Et le discours de Momo « On se rappelle tous ce qu’on faisait ce jour du mois d’Aout. Moi, j’étais avec mes parents, ma femme, mes enfants et je chargeais mon camion pour aller au Classic TT. Ça a été dur. Dur encore de ne pas avoir pu lui dire au revoir comme on le voulait, lui de retour à Chambois, nous en pleine course sur l’ile de Man, avec Stéphane et Ludo. La seule chose qu’on ait pu faire, c’est cette plaque bleue, avec écrit en blanc dessus « Place Fabrice Miguet, Road Racer épicurien », et l’accrocher, mon petit frère sur mes épaules, sur un lampadaire de la baie de Douglas, pour que chaque année les spectateurs du Tourist Trophy puissent se rappeler.
Mais se rappeler de quoi, de qui ? C’est cette question que je me suis posé en revenant de la course cette année-là. C’était qui Mig ? Qu’est ce qu’il nous reste de lui ? Bien sûr, c’était Mig le pote, Mig la bringue, Mig le pilote, bref, Fabrice Miguet, notre saltimbanque préféré. Mais sans qu’on ne s’en rende compte, Mig, représentait autre chose pour nous tous. Mig, c’était l’espoir.
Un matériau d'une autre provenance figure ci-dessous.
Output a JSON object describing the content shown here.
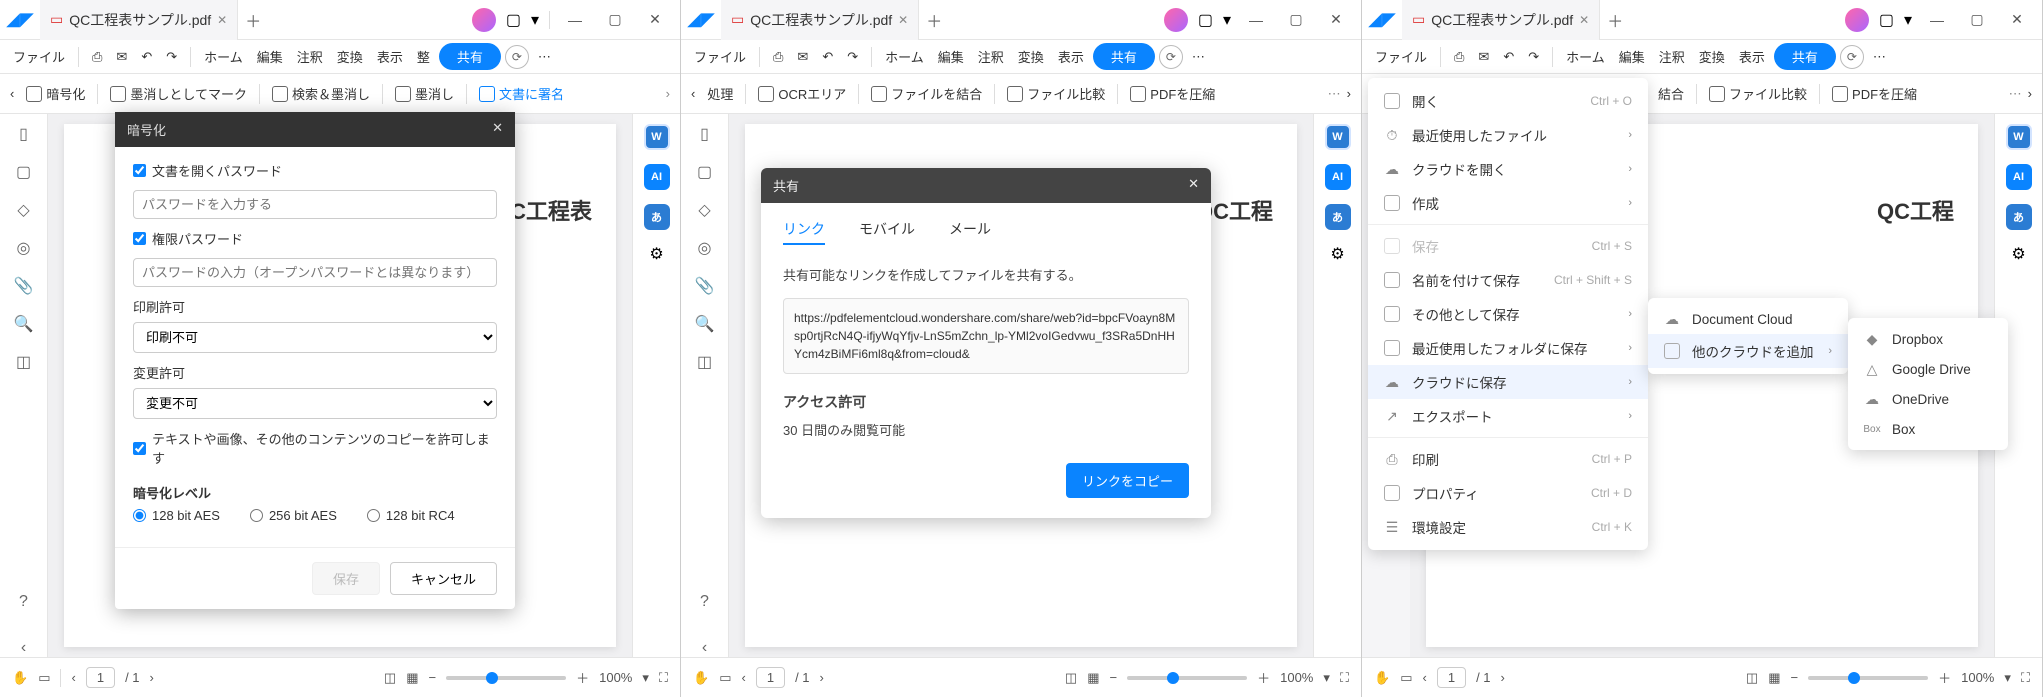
{
  "tab_title": "QC工程表サンプル.pdf",
  "menubar": {
    "file": "ファイル",
    "home": "ホーム",
    "edit": "編集",
    "annotate": "注釈",
    "convert": "変換",
    "display": "表示",
    "arrange": "整",
    "share": "共有"
  },
  "p1_toolbar": {
    "encrypt": "暗号化",
    "redact_mark": "墨消しとしてマーク",
    "search_redact": "検索＆墨消し",
    "redact": "墨消し",
    "sign": "文書に署名"
  },
  "p2_toolbar": {
    "process": "処理",
    "ocr": "OCRエリア",
    "combine": "ファイルを結合",
    "compare": "ファイル比較",
    "compress": "PDFを圧縮"
  },
  "p3_toolbar": {
    "combine": "結合",
    "compare": "ファイル比較",
    "compress": "PDFを圧縮"
  },
  "doc_heading_p1": "C工程表",
  "doc_heading_p23": "QC工程",
  "enc": {
    "title": "暗号化",
    "open_pw": "文書を開くパスワード",
    "open_pw_ph": "パスワードを入力する",
    "perm_pw": "権限パスワード",
    "perm_pw_ph": "パスワードの入力（オープンパスワードとは異なります）",
    "print_perm": "印刷許可",
    "print_val": "印刷不可",
    "change_perm": "変更許可",
    "change_val": "変更不可",
    "copy_allow": "テキストや画像、その他のコンテンツのコピーを許可します",
    "level": "暗号化レベル",
    "r1": "128 bit AES",
    "r2": "256 bit AES",
    "r3": "128 bit RC4",
    "save": "保存",
    "cancel": "キャンセル"
  },
  "sharedlg": {
    "title": "共有",
    "tab_link": "リンク",
    "tab_mobile": "モバイル",
    "tab_mail": "メール",
    "desc": "共有可能なリンクを作成してファイルを共有する。",
    "url": "https://pdfelementcloud.wondershare.com/share/web?id=bpcFVoayn8Msp0rtjRcN4Q-ifjyWqYfjv-LnS5mZchn_lp-YMl2voIGedvwu_f3SRa5DnHHYcm4zBiMFi6ml8q&from=cloud&",
    "perm_h": "アクセス許可",
    "perm_txt": "30 日間のみ閲覧可能",
    "copy": "リンクをコピー"
  },
  "filemenu": {
    "open": "開く",
    "open_sc": "Ctrl + O",
    "recent": "最近使用したファイル",
    "cloud_open": "クラウドを開く",
    "create": "作成",
    "save": "保存",
    "save_sc": "Ctrl + S",
    "saveas": "名前を付けて保存",
    "saveas_sc": "Ctrl + Shift + S",
    "saveother": "その他として保存",
    "recentfolder": "最近使用したフォルダに保存",
    "cloud_save": "クラウドに保存",
    "export": "エクスポート",
    "print": "印刷",
    "print_sc": "Ctrl + P",
    "props": "プロパティ",
    "props_sc": "Ctrl + D",
    "prefs": "環境設定",
    "prefs_sc": "Ctrl + K"
  },
  "cloudsub": {
    "doccloud": "Document Cloud",
    "addcloud": "他のクラウドを追加"
  },
  "cloudsub2": {
    "dropbox": "Dropbox",
    "gdrive": "Google Drive",
    "onedrive": "OneDrive",
    "box": "Box"
  },
  "status": {
    "page": "1",
    "pages": "/ 1",
    "zoom": "100%"
  }
}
L’espoir de pouvoir devenir n’importe qui, de pouvoir décrocher nos rêves à coups de débrouille, d’entraide, de démerde, et de toutes ces choses qui rendaient chacune ses chevauchées fantastiques. Rencontrer le Mig, c’était nous rencontrer nous, fous passionnés de moto, mais en version sans limite. Parce qu’il osait, sans se poser la question d’un échec éventuel. Cette fameuse question qui nous fait parfois préférer le confort d’un canapé à ces voyages plein de tempêtes qui forment et déforment la jeunesse.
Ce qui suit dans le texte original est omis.